Citi notes “a wide range of views” for Indonesian NPI production this year, ranging from 500,000 to 600,000 tonnes.
This already marks an upwards revision from a consensus at the end of 2019 that it would be between 400,000 and 500,000 tonnes, the bank notes.
Analysts at Wood Mackenzie suggest that the scale of current investment could mean capacity rising to 660,000-800,000 tonnes per year by the end of 2020.
If so, “whatever happens to NPI productivity in China may ultimately prove inconsequential.” (“Uncertainty to cloud global nickel market outlook in 2020,” Jan. 29, 2020)
That may be something of a bearish outlier in a generally bullish analyst consensus, but it illustrates the range of opinion out there.
Nickel remains beholden to the stainless steel cycle, particularly that in China, even though its usage in lithium-ion batteries continues to excite investors.
Batteries, however, still represent a relatively small component of the metal’s usage profile.
Moreover, both battery and broader automotive supply chains have also been heavily disrupted by the coronavirus, meaning negligible short-term offset to any stainless steel sector weakness.
Batteries remain a long-term demand growth driver for nickel. Combined with the Indonesian hit on supply, it is why most analysts, including Citi, remain positive on the metal’s price prospects.
“Lost ore supply is set to drive producer cost inflation, on top of which there is room for speculative positioning to rise ahead of a 2021 refined (metal) deficit,” according to Citi, which is forecasting the price to hit $15,000 per tonne over a 6-12 month time horizon.

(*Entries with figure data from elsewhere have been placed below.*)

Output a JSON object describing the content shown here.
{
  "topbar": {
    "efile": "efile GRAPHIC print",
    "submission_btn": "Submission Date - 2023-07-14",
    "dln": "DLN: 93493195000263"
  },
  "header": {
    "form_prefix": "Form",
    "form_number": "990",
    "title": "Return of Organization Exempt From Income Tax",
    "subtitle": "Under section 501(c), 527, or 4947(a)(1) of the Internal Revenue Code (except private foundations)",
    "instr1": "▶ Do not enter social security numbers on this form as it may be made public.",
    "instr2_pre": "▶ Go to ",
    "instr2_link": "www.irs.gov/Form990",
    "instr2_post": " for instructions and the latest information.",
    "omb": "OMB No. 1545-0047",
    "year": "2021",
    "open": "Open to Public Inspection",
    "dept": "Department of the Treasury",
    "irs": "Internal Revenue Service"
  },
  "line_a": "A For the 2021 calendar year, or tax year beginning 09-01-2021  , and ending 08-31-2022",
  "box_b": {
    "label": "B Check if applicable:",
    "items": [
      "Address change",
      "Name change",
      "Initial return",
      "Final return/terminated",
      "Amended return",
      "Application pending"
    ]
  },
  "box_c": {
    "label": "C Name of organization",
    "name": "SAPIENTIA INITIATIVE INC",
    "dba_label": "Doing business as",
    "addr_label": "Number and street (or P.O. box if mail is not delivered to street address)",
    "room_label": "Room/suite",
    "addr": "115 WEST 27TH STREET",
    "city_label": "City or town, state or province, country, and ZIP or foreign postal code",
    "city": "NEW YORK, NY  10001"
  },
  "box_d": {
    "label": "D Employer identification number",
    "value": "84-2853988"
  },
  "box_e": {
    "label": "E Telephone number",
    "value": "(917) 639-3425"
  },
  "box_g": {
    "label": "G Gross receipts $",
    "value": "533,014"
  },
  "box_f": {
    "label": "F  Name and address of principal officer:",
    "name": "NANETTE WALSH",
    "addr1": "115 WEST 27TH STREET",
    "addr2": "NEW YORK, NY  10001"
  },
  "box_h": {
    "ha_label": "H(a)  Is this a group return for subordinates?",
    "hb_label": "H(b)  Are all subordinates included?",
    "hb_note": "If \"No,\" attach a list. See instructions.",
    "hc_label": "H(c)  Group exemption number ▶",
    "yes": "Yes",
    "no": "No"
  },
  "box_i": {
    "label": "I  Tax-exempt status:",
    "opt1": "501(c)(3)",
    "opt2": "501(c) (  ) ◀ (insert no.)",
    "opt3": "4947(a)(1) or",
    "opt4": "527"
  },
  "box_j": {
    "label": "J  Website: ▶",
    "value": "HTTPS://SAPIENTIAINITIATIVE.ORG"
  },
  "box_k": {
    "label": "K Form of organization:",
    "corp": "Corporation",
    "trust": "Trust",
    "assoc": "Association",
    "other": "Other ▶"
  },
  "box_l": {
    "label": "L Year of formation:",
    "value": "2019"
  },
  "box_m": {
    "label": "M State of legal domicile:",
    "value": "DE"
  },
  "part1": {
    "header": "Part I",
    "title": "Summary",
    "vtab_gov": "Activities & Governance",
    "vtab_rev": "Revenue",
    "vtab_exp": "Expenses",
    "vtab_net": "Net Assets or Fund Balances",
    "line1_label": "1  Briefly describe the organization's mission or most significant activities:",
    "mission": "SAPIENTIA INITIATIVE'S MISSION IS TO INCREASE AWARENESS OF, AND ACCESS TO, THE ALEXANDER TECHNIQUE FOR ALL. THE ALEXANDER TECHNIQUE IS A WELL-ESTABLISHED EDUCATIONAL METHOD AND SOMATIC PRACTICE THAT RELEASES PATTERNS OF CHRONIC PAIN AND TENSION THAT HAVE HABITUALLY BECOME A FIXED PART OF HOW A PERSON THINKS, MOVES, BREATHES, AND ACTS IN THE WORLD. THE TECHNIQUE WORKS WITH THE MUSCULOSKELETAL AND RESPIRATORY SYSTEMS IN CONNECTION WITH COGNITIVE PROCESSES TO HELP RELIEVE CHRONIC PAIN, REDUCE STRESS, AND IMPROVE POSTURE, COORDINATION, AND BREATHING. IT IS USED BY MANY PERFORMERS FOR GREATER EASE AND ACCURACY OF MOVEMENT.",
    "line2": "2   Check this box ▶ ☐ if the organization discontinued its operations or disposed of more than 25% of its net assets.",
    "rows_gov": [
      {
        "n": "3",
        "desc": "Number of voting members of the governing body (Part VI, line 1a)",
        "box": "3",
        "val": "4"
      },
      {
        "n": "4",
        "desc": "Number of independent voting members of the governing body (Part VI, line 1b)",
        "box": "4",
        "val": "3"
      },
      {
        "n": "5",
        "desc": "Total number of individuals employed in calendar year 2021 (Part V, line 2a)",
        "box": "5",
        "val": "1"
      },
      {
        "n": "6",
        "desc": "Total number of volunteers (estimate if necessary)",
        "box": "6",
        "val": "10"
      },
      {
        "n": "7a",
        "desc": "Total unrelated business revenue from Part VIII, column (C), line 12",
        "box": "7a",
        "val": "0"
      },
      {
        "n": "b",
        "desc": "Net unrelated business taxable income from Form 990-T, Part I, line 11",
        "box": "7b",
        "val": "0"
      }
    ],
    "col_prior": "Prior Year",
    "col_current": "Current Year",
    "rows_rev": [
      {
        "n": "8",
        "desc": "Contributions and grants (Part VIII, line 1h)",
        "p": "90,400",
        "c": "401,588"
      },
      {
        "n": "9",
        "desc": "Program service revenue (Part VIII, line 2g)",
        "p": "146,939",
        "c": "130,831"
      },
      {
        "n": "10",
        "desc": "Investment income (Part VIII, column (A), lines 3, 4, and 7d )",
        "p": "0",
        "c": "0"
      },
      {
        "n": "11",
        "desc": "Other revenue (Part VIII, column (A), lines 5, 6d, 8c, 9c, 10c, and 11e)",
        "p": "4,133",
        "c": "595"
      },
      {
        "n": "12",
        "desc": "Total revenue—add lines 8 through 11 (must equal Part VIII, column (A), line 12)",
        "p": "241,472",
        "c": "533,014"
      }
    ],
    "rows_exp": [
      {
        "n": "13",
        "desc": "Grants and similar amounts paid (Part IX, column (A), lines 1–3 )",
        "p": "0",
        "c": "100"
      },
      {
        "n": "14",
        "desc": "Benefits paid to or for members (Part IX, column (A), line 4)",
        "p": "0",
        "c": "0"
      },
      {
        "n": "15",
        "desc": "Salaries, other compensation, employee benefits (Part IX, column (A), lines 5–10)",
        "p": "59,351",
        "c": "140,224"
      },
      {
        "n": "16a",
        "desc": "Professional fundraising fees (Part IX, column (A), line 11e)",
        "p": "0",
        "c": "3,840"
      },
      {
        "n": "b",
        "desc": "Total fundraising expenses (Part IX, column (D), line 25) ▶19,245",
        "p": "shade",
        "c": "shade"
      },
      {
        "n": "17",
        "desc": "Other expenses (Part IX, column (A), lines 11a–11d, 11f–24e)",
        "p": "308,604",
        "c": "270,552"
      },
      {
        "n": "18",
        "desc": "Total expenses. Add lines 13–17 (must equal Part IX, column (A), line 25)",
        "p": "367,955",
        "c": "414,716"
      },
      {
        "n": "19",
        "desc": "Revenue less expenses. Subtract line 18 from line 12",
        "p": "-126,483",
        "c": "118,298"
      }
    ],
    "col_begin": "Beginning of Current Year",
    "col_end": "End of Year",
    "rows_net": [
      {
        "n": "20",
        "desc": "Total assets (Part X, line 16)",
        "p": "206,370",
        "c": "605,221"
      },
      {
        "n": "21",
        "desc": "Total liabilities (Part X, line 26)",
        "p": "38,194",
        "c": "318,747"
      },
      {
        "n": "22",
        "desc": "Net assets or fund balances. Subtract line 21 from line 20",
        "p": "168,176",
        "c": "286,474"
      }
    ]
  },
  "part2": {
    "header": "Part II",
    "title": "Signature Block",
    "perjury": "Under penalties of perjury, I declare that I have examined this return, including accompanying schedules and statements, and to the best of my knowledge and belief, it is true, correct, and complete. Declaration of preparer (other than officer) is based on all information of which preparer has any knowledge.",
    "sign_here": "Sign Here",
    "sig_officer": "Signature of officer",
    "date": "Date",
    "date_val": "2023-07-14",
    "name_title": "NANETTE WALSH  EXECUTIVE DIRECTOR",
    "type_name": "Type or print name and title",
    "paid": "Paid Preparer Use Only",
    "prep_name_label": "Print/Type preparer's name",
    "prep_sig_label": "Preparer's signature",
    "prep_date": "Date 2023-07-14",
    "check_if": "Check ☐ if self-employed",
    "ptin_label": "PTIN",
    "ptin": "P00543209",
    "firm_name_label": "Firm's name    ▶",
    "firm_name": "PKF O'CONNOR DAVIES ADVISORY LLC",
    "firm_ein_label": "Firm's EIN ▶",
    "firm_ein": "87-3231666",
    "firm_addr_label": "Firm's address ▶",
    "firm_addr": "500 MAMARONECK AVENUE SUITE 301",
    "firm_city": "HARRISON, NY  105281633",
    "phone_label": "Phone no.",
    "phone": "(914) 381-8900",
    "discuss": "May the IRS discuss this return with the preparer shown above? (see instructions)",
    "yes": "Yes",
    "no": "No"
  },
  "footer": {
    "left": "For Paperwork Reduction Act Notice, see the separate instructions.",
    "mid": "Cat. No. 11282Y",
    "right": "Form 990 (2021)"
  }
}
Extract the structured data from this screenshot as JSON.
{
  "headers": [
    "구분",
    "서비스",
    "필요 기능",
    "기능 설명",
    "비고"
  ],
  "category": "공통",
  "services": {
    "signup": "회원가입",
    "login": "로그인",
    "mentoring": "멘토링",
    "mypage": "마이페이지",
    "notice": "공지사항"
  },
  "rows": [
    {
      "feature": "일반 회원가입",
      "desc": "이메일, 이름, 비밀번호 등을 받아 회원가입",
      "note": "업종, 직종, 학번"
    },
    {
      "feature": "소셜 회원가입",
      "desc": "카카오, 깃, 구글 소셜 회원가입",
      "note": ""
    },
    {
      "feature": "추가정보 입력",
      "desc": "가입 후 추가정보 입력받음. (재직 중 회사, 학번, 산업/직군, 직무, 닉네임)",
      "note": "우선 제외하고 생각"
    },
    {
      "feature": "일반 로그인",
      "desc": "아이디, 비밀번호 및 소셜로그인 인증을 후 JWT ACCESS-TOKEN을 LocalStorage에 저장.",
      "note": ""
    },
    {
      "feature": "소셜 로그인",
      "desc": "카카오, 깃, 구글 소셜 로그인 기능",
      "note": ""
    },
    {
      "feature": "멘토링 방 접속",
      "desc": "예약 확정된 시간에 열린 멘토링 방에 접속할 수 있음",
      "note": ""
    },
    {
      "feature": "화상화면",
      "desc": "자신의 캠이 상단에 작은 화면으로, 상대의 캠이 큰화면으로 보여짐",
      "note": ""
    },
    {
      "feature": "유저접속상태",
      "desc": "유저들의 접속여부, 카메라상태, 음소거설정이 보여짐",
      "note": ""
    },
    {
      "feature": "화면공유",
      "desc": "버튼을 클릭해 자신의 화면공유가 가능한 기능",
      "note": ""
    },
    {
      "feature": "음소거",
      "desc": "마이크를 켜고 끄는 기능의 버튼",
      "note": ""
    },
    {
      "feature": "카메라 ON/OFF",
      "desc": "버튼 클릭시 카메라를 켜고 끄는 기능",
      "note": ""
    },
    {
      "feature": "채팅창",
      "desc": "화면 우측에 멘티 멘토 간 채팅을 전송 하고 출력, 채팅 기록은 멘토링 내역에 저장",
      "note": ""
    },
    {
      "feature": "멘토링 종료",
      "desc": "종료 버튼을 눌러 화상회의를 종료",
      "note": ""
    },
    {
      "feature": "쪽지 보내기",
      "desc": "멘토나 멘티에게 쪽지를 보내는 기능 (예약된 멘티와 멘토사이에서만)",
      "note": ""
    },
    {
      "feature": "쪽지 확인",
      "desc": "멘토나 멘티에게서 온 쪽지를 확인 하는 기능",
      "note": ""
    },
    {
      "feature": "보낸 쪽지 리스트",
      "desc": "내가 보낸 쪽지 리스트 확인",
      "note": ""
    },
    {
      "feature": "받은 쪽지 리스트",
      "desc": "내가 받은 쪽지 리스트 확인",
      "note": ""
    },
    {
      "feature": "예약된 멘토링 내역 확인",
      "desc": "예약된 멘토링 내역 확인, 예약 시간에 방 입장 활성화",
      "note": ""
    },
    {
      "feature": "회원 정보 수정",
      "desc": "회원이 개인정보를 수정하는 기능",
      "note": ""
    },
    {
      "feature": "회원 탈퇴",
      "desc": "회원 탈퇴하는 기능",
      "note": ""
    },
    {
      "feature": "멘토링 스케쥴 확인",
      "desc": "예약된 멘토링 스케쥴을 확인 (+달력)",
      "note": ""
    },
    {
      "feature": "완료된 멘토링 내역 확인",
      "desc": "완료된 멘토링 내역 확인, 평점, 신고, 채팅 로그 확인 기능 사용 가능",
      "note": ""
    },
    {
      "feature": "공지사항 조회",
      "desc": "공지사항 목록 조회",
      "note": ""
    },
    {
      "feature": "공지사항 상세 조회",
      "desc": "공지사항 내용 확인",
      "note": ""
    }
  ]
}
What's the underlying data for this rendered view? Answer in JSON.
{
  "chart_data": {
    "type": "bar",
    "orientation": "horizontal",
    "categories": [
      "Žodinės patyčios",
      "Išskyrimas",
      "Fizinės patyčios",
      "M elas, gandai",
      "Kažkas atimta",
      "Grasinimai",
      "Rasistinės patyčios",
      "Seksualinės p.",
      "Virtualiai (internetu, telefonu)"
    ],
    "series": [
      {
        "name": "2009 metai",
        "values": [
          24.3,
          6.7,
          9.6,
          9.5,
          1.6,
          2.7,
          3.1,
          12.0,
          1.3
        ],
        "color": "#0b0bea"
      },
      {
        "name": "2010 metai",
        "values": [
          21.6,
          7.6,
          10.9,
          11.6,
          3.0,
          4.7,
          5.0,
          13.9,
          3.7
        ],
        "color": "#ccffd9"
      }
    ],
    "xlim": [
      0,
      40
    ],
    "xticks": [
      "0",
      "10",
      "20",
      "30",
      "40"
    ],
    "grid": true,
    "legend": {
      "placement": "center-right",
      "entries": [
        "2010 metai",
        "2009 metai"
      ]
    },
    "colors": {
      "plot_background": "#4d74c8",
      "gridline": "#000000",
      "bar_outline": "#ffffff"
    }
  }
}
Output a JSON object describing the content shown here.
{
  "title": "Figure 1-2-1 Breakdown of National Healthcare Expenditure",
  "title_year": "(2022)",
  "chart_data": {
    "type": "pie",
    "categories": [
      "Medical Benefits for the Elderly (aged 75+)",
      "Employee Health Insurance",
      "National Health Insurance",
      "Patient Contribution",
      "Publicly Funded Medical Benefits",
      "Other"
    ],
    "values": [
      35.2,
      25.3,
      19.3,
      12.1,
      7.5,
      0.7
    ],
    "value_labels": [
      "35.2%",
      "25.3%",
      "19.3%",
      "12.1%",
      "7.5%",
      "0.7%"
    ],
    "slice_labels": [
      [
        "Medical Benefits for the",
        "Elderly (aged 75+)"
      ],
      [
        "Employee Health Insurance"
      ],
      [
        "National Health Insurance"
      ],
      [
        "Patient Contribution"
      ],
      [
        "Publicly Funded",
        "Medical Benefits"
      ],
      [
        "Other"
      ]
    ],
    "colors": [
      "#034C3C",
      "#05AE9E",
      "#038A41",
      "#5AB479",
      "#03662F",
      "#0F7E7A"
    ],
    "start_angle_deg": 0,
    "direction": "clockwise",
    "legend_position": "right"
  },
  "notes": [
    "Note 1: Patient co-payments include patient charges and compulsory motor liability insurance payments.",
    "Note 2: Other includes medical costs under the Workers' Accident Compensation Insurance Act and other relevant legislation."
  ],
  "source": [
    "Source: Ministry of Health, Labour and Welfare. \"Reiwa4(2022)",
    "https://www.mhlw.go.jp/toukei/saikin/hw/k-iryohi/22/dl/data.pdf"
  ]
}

However, “nickel prices are likely to remain soft in the near term as the coronavirus pushes back a recovery in Chinese stainless output and the re-stocking of nickel/NPI units,” the bank cautions.
It’s already becoming clear that the coronavirus is going to act as an accelerator in an already volatile mix of price drivers.
Right now the LME price is consolidating after sliding to a six-month low of $12,510 last month. Don’t expect the pause for breath to last long.